Needless to say, the road wasn’t parallel to my reference road, and I got completely lost. The sun started setting, and there wasn’t a restaurant in sight. The streets were very narrow with no sidewalk, and I started having visions of getting hit by a car. A kid on a bicycle rode by, and I asked if he spoke English. He didn’t, but I rubbed my stomach and gave the “universal” motion of eating food (with a fork, I realized later…), and he was clueless. I finally asked for the train, and he smiled and pointed me in the right direction!

I finally made it back to the starting point and was not lost, but I could not find any restaurant. I walked by a sign that had food pictures that looked good, but then I couldn’t figure out if it was a restaurant or if it was even open. I pulled on the only thing that I could find that seemed like an entrance, but it was locked. A taxi driver was looking at me in dismay, and he got out and showed me that I needed to walk under the half curtains that were hung in front of the door to show that they were open.

Japan_restaurant.JPG

This is an example of the way some of the best restaurants looked from the outside. This one had a fantastic pork stew dish!
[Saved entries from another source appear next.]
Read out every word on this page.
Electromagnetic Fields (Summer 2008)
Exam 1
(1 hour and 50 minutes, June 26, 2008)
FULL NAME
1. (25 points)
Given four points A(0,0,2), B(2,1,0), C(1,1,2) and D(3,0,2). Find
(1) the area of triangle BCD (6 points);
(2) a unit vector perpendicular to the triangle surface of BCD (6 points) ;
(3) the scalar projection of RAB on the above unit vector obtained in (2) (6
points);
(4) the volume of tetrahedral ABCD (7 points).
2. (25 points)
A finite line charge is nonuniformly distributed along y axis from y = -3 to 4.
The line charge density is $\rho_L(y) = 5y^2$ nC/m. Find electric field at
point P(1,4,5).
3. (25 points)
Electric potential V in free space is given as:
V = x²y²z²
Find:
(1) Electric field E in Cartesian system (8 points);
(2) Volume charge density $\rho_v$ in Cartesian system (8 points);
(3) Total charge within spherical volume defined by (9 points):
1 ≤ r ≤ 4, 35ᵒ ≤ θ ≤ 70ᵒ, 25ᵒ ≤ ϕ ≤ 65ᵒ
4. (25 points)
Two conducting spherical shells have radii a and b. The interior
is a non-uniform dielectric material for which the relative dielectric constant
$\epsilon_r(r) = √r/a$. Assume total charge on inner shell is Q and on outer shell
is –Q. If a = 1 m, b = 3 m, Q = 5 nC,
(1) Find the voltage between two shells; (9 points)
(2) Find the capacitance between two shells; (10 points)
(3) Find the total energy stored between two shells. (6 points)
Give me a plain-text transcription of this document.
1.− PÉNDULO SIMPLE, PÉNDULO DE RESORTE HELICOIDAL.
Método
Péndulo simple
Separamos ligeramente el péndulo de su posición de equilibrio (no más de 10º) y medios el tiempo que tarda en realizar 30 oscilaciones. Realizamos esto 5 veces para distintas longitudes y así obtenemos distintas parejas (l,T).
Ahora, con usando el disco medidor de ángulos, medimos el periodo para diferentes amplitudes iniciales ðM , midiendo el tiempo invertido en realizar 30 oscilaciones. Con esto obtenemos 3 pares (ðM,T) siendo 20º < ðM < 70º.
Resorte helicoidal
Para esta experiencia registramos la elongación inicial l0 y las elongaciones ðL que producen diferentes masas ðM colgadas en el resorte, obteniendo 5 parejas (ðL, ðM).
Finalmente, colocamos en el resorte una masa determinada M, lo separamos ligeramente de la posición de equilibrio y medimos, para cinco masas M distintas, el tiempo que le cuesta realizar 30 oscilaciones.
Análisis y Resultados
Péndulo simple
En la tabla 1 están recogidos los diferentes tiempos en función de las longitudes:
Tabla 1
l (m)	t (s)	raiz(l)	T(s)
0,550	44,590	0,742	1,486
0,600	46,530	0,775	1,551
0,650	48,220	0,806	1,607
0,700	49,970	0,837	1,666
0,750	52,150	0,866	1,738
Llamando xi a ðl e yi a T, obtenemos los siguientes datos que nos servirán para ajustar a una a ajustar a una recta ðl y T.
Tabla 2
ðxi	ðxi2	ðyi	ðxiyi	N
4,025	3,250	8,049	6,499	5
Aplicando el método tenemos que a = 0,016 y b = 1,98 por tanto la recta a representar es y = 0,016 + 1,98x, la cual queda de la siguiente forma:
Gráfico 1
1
Inside, I got a table on the floor in a semi-private room. I was making progress! The waiter spoke no English and showed me the iPad-like device on the wall to order. Fortunately, he recognized “beer” after he completely didn’t understand my request for a sake (it rhymes with “clay” in Japan; not “we”). I could not figure out how to order from the iPad-thing, which had no English and photos that were unclear either the type or quantity of dishes. I convinced the waiter to give me a paper menu, which wasn’t any easier to understand, but at least I could operate it. I pointed to 2 pictures, one that looked like sushi and the other tempura. I was right with the sushi, which was great! The tempura turned out to be fried chicken cartilage. I always try new food anywhere I travel, but this one pushed me past my limits, especially in my “not going with the flow” state of mind. I manged to eat about 1/3 of the cartilage before I just couldn’t manage any more, and then I just ordered a second sushi.

Eel_dinner_appetizer.JPG

Eel dinner appetizer: fried eel backbone, fish liver, and squid intestine

The trip got better and I did manage to start figuring things out. I got into the right state of mind and a few nights later had a delicious eel dinner, complete with fried eel backbone, fish liver, and squid intestine. It was great!

2 responses

  1. Oof, I always wonder how people order food when they are in a country where they don’t know the language. No one ever really talks about it. Thanks for sharing. Happy travels!